The detection rate of Campylobacter in fresh retail chicken was 46.4% of 472 samples, which is about the same as previous years. Three samples had more than 100CFU/g with the highest bacterial count being 600CFU/g.

 

There has still been little progress in reducing Campylobacter on broiler carcasses. A process hygiene criterion was introduced in 2018 but the proportion of neck skin samples with Campylobacter counts of higher than 1,000 colony forming units per gram was about the same as previous years, at 23.4%. Currently, 30% of samples at the slaughterhouse can exceed this level but this will drop to 20% by 2025.

 

With 31 of 420 positive samples, STEC was frequently detected in ground pork.

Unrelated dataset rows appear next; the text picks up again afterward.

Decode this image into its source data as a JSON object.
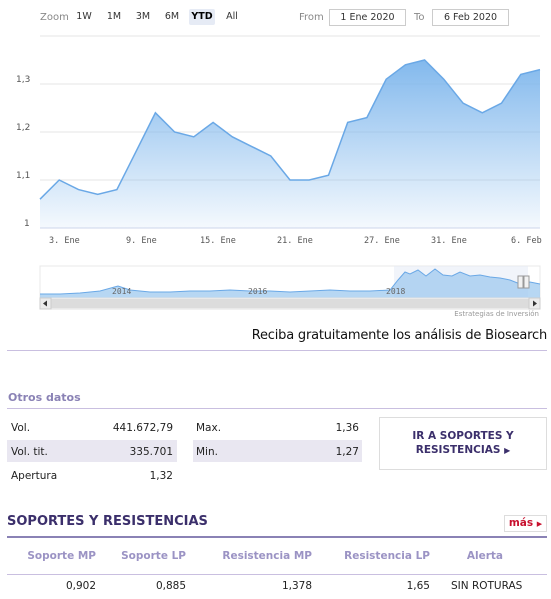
{
  "toolbar": {
    "zoom_label": "Zoom",
    "buttons": [
      "1W",
      "1M",
      "3M",
      "6M",
      "YTD",
      "All"
    ],
    "active": "YTD",
    "from_label": "From",
    "from_value": "1 Ene 2020",
    "to_label": "To",
    "to_value": "6 Feb 2020"
  },
  "chart_data": {
    "type": "area",
    "y_ticks": [
      "1,3",
      "1,2",
      "1,1",
      "1"
    ],
    "x_ticks": [
      "3. Ene",
      "9. Ene",
      "15. Ene",
      "21. Ene",
      "27. Ene",
      "31. Ene",
      "6. Feb"
    ],
    "ylim": [
      1.0,
      1.4
    ],
    "values": [
      1.06,
      1.1,
      1.08,
      1.07,
      1.08,
      1.16,
      1.24,
      1.2,
      1.19,
      1.22,
      1.19,
      1.17,
      1.15,
      1.1,
      1.1,
      1.11,
      1.22,
      1.23,
      1.31,
      1.34,
      1.35,
      1.31,
      1.26,
      1.24,
      1.26,
      1.32,
      1.33
    ],
    "navigator_years": [
      "2014",
      "2016",
      "2018"
    ],
    "color": "#7cb5ec"
  },
  "credits": "Estrategias de Inversión",
  "cta": "Reciba gratuitamente los análisis de Biosearch",
  "otros": {
    "title": "Otros datos",
    "rows": [
      {
        "label": "Vol.",
        "value": "441.672,79",
        "label2": "Max.",
        "value2": "1,36"
      },
      {
        "label": "Vol. tit.",
        "value": "335.701",
        "label2": "Min.",
        "value2": "1,27"
      },
      {
        "label": "Apertura",
        "value": "1,32"
      }
    ],
    "button_line1": "IR A SOPORTES Y",
    "button_line2": "RESISTENCIAS"
  },
  "sr": {
    "title": "SOPORTES Y RESISTENCIAS",
    "more": "más",
    "headers": [
      "Soporte MP",
      "Soporte LP",
      "Resistencia MP",
      "Resistencia LP",
      "Alerta"
    ],
    "row": [
      "0,902",
      "0,885",
      "1,378",
      "1,65",
      "SIN ROTURAS"
    ]
  }
}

From retail fresh beef, 21 of 472 samples were positive.

 

In total, 241 isolates belonged to 49 different O serogroups with O55 and O2 most frequently represented. E. coli O157 was detected six times.

 

Imported fish such as tilapia and pangasius was often contaminated with Listeria monocytogenes with 139 of 420 being positive samples.

 

Yersinia enterocolitica was found in 14 of 511 samples of fresh conventional pork sold at retail or wholesale and six of 355 samples of organic pork. Vibrio was detected in nine of 399 samples of unprocessed freshwater fish from aquaculture such as tilapia and pangasius.